Consistency and undogmatic uncompromisingness characterize the painting of Heiner Meyer, a former master student of Salvador Dalì, as well as the principles of an “arte sull’arte”, an art whose primary subject is art. In his works, he confidently layers quotations and adaptations of the most diverse provenances, thus demonstrating the simultaneity of the non-simultaneous.
*1958 in London, GB, lives and works in London, GB
Julian Opie is undoubtedly one of the best-known contemporary British artists. The starting point for his paintings, prints and sculptures are photographs of people, which he then manipulates digitally. Opie reduces facial features and bodies to the essentials through thick black contours, without losing the characteristic idiosyncrasy of the person depicted. These seem to emerge even more clearly through the striking simplification, as in his famous cover design for the Best of Blur album.
*1935, Sacramento, USA, +2018, Oakland, USA
In the 1960s, the former student of Wayne Thiebaud began to depict motifs of superheroines, such as Wonder Woman or Pin Up Girls, in his typical arrangements that refer to standardized advertising aesthetics.

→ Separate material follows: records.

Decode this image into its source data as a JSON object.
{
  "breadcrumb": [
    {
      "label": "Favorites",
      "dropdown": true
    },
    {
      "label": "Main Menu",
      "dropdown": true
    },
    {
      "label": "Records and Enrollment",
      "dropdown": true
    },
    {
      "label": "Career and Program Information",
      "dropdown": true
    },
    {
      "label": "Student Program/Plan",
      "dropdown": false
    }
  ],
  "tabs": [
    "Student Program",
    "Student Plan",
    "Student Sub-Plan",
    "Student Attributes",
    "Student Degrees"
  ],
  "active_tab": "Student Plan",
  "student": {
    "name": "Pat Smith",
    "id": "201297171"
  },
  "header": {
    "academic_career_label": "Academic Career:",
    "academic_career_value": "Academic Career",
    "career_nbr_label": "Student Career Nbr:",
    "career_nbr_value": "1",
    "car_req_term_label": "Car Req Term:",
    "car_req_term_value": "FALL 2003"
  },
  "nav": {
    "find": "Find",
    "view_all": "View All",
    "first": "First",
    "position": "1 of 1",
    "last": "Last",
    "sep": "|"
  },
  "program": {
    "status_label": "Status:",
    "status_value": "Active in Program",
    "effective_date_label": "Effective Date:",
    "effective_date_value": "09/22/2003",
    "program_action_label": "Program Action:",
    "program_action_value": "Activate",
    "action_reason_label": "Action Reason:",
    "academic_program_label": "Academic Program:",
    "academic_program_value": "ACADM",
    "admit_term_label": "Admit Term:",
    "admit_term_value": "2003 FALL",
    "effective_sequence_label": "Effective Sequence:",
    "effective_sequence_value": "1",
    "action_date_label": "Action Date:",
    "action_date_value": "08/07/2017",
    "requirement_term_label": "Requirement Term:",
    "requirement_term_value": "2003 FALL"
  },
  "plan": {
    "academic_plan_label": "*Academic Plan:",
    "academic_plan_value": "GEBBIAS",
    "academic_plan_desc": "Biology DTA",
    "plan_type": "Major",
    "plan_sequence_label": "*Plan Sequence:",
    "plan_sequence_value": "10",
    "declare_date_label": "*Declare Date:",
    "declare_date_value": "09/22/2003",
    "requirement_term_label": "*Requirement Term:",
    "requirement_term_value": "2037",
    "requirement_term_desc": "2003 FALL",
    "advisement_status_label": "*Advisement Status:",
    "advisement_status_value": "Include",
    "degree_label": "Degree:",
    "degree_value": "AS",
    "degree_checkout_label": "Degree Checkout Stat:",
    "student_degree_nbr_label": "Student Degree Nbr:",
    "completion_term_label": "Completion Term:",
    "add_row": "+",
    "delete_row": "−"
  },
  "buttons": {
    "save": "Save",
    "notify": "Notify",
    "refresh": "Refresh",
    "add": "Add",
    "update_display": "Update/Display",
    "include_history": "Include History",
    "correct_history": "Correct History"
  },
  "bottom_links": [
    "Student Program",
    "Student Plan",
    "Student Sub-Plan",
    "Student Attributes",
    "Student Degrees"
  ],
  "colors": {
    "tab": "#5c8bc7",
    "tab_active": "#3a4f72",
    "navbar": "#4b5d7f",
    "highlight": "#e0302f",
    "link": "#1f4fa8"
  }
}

As a representative of Pop Art, he thus dealt with the theme that products should be sold through the depiction of provocative female sexuality. The so-called “Commercial Pin-Ups” were to remain Mel Ramos’ trademark for decades.
*1955 in Schwäbisch Gmünd, DE, lives and works in Salzburg, AT
The making of contemporary vessel forms, the socially relevant histories of containers, and form and design as object and image carrier were questions to be explored in Barbara Reisinger’s early object series. Today, she works intensively on the theme of clay as a material and tries to explore artistic boundaries and combine different materials.
Kathrin Isabell Rhomberg
*1990 in Salzburg, AT, lives and works in Vienna, AT
The emerging Salzburg artist Kathrin Isabell Rhomberg studied painting at the University of Applied Arts in Vienna and at Wimbledon College of Arts in London, UK, graduating in 2020. In her most recent paintings she deals with the motif of the drapery. Thereby she moves between figuration and abstraction as well as the representation of artificiality and naturalness.
*1995 in Hallein, AT, lives and works in Salzburg, AT
Zoe Vitzthum studies art at the Mozarteum University in Salzburg, AT. Many installations and works by the young sculptor and object artist revolve around the themes of food culture, moving in the field of tension between cuisine and everyday life. Recently, an installation was purchased by the Salzburg Museum.